Anthony Lane, reviewing The Amazing Spider-Man 2 in the May 5th New Yorker:
I lost count of the scenes in which Gwen and Peter thrash out the question of whether they should be a couple, and there is a sigh of relief in the cinema when she, deploying what philosophers would call a performative utterance, says simply, “I break up with you,” leaving us to wonder if she pulls the same trick in bed: “And now we approach the orgasm.”
In his 1955 William James lecture series, which were later published under the title How to Do Things with Words [(1962)], [J.L.] Austin argued against a positivist philosophical claim that the utterances always “describe” or “constate” something and are thus always true or false. After mentioning several examples of sentences which are not so used, and not truth-evaluable (among them non-sensical sentences, interrogatives, directives and “ethical” propositions), he introduces “performative” sentences as another instance.
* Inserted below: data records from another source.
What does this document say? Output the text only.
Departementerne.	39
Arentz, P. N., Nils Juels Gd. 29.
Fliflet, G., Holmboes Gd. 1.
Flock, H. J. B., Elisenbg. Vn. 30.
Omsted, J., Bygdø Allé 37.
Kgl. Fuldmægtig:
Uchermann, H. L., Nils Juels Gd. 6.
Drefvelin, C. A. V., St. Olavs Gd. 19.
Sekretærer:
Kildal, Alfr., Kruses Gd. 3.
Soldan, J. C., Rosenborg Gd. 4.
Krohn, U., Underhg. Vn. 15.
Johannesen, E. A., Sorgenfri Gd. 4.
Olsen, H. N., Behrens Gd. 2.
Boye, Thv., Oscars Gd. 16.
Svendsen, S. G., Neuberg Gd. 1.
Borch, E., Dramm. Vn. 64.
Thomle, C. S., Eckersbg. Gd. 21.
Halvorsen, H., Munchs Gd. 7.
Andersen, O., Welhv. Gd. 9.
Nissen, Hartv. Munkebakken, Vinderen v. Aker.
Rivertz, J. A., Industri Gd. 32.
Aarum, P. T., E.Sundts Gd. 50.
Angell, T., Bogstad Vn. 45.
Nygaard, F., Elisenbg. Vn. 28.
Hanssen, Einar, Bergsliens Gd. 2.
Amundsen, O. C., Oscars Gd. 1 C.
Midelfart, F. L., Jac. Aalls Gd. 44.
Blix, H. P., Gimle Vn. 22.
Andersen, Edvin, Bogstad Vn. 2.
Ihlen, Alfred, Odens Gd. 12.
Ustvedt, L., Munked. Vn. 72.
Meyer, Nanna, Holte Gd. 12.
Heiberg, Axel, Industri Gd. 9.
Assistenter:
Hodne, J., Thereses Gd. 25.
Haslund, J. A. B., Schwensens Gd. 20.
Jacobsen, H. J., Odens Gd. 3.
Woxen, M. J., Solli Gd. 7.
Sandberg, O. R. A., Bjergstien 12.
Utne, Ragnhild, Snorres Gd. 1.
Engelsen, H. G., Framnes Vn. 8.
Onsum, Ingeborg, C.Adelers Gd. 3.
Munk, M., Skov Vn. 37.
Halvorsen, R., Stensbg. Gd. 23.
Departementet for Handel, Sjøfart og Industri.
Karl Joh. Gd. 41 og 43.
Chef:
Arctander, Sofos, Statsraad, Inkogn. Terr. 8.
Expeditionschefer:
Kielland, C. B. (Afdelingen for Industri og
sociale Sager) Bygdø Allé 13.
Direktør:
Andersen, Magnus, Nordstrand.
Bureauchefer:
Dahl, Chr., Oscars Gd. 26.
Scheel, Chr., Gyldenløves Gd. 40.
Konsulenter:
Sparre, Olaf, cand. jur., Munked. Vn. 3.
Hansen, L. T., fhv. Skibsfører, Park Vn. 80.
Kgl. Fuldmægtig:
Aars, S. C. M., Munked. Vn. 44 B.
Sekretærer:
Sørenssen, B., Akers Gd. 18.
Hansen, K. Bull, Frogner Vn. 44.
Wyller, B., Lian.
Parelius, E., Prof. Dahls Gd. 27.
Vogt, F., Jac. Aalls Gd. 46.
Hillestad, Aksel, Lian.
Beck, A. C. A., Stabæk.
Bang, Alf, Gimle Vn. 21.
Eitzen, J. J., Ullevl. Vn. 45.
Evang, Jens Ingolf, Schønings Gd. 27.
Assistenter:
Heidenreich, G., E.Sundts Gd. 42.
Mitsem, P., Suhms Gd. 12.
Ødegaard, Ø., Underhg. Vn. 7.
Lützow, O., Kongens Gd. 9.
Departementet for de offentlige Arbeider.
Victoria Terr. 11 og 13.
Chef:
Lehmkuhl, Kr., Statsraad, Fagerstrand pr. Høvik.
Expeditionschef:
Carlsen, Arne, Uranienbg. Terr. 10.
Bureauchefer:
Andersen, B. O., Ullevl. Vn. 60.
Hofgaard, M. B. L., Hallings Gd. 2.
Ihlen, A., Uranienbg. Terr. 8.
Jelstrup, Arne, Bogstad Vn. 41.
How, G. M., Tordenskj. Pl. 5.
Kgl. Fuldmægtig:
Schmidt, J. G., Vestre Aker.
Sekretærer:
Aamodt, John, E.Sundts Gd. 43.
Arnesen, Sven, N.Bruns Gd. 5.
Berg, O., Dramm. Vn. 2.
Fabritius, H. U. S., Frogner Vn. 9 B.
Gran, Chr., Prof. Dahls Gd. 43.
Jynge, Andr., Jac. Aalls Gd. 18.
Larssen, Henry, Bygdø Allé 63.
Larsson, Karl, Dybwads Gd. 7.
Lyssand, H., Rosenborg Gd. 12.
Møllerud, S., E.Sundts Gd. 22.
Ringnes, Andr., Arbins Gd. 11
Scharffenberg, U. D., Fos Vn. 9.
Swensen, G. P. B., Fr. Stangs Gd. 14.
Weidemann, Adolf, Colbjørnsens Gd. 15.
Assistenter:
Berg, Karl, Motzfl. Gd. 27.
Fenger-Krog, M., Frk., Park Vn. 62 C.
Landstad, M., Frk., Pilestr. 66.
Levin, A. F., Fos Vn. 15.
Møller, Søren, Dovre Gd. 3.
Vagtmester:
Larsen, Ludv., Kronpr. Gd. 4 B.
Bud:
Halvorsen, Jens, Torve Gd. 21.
When uttered by the appropriate person in the appropriate circumstances, a performative utterance doesn’t just describe reality, but actually changes the social reality. “I bet you $5 that it will rain today” makes a bet (entailing certain obigations between the speaker and the addressee).
When the conditions aren’t satisfied, the performative utterance is infelicitous, as in this Esurance tv commercial, in which a woman [Beatrice the Over-Sharer] boasts to some strangers about how much money she’s saved on insurance.
Another woman in the room says “I saved more than that in half the time.” Beatrice isn’t pleased “I unfriend you” as if they were all in a social network [failed attempt at issuing a performative]. The woman replies “That’s not how it works! That’s not how any of this works!”